KORANPUBLIKA.CO.ID|Garut,– Warga Kampung Cipatat RT 01 RW 11, Desa Leles, Kecamatan Leles, Kabupaten Garut digegerkan penemuan mayat di kebun jagung Lokasinya jauh dari permukiman warga,” Jumat 28 Agustus 2026
Diketahui mayat dikebun Jagung ditemukan warga yakni seorang perempuan lanjut usia berinisial MBA(88), warga Kecamatan Kadungora, Kabupaten Garut.

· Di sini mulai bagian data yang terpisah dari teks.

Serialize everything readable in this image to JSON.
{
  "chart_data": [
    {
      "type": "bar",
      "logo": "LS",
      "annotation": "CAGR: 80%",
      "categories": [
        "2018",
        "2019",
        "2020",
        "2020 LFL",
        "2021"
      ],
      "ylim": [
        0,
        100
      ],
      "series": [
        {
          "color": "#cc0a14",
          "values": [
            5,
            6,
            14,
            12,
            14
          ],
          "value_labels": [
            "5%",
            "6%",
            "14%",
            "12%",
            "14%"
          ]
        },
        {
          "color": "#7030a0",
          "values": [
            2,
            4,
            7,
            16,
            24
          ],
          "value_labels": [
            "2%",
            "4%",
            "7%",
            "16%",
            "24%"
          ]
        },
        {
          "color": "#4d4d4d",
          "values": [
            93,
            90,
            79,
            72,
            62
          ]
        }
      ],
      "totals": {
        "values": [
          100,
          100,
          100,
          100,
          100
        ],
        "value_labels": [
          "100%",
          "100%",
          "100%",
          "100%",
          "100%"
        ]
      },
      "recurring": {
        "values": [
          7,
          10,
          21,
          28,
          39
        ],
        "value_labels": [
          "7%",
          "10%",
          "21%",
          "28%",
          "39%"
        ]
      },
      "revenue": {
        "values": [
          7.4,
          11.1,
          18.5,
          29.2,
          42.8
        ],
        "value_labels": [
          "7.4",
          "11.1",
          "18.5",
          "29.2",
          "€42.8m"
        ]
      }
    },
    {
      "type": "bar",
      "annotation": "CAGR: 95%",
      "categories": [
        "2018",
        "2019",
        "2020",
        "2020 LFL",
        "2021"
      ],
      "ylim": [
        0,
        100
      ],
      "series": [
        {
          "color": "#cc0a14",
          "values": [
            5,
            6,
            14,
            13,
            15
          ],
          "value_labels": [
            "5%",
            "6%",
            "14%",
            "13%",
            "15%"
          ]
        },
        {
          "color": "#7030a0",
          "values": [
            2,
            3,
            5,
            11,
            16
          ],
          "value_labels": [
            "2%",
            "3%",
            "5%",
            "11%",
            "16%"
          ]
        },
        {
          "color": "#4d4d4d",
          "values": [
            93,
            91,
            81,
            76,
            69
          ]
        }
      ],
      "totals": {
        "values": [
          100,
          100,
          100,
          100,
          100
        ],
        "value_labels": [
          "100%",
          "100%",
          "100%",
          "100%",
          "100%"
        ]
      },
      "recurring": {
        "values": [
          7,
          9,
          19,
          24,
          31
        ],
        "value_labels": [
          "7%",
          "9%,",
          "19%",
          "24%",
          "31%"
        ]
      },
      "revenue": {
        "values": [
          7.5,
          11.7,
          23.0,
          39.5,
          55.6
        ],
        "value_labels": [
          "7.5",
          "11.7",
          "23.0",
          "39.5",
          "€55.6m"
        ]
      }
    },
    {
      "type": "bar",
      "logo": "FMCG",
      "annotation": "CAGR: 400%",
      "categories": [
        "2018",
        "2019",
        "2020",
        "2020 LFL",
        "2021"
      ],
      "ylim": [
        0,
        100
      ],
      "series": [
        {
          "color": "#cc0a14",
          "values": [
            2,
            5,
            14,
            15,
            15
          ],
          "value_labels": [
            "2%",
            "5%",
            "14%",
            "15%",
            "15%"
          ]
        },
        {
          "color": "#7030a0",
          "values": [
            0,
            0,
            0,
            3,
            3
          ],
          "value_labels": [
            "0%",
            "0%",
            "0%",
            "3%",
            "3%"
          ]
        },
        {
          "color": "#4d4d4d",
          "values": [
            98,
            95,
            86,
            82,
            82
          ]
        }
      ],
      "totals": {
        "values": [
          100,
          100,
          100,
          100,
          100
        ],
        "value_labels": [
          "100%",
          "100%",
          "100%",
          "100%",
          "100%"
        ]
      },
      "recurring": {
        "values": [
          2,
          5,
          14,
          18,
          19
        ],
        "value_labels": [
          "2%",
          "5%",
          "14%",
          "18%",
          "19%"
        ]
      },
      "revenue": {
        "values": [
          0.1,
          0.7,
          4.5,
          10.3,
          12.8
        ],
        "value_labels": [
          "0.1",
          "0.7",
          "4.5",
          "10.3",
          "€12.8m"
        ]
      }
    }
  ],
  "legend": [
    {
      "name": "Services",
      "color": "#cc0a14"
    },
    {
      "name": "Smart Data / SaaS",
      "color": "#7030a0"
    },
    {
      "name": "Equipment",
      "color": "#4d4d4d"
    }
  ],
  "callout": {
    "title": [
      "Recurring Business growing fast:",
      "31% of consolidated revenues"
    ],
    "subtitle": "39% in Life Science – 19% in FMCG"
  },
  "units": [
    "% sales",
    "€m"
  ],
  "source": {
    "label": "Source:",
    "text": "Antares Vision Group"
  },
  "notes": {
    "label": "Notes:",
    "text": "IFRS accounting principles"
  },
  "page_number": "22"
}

Pertama kali menemukan adalah seorang warga yang sedang menggembala bebek di sekitar persawahan. Saat melintas di pinggir kebun jagung, saksi melihat ada sosok perempuan tergeletak dalam posisi terlentang.
Setelah didekati dan dipastikan tidak ada respons, saksi langsung berlari lapor ke Ketua RW 11 dan dari RW laporan diteruskan ke Polsek Leles.
Tim gabungan langsung meluncur ke TKP yakni Polsek Leles, Pamapta Polres Garut, Tim Inafis Polres Garut, Unit Reskrim Polres Garut, dan tenaga medis Puskesmas Leles.
Sesampainya di lokasi, polisi langsung pasang garis polisi dan mengamankan area sekitar jenazah dan melakukan pemeriksaan luar oleh Tim Inafis dibantu tenaga kesehatan. Hasilnya: nihil tanda kekerasan dan tidak ada luka luar di tubuh korban.
Dari data keluarga, korban memang sudah lanjut usia 88 tahun dan memiliki riwayat darah tinggi.
Berdasarkan Informasi yang dihimpun, sebelum ditemukan meninggal, korban pamit ke sawah untuk mencari sisa-sisa padi hasil panen warga dan di duga kelelahan dan faktor usia jadi pemicunya.
Di sekitar jasad korban, petugas mengamankan barang-barang milik korban. Ada 1 karung berisi padi, 1 buah tampah, dan 1 lembar kain yang diduga digunakan korban.
Setelah olah TKP selesai, jenazah langsung dievakuasi menggunakan mobil ke Puskesmas Leles untuk pemeriksaan lebih lanjut.
Pihak kepolisian juga sudah menghubungi keluarga korban di Kadungora. Pihak keluarga datang dan membenarkan identitas korban.
Keluarga menyampaikan tidak keberatan dan menolak untuk dilakukan autopsi. Jenazah rencananya langsung dimakamkan.
Kapolsek Leles AKP Wawan, S.H.menjelaskan kronologi dan langkah yang sudah diambil pihaknya.
“Kami menerima laporan dari warga sekitar dan petugas langsung bergerak ke lokasi bersama Inafis, Reskrim dan nakes melakukan pengecekan ke lokasi,” ujarnya.
“Dari hasil pemeriksaan awal tidak ditemukan tanda-tanda kekerasan pada tubuh korban. Selanjutnya korban telah dievakuasi dan pihak keluarga telah menerima informasi mengenai kejadian tersebut,”lanjut AKP Wawan.
Beliau juga mengimbau masyarakat, khususnya yang memiliki lansia, agar lebih waspada. Jangan biarkan lansia beraktivitas sendirian di area sawah atau ladang.
“Apabila menemukan kejadian serupa atau orang yang membutuhkan pertolongan, segera laporkan ke pihak kepolisian terdekat agar bisa cepat ditangani,” imbau AKP Wawan.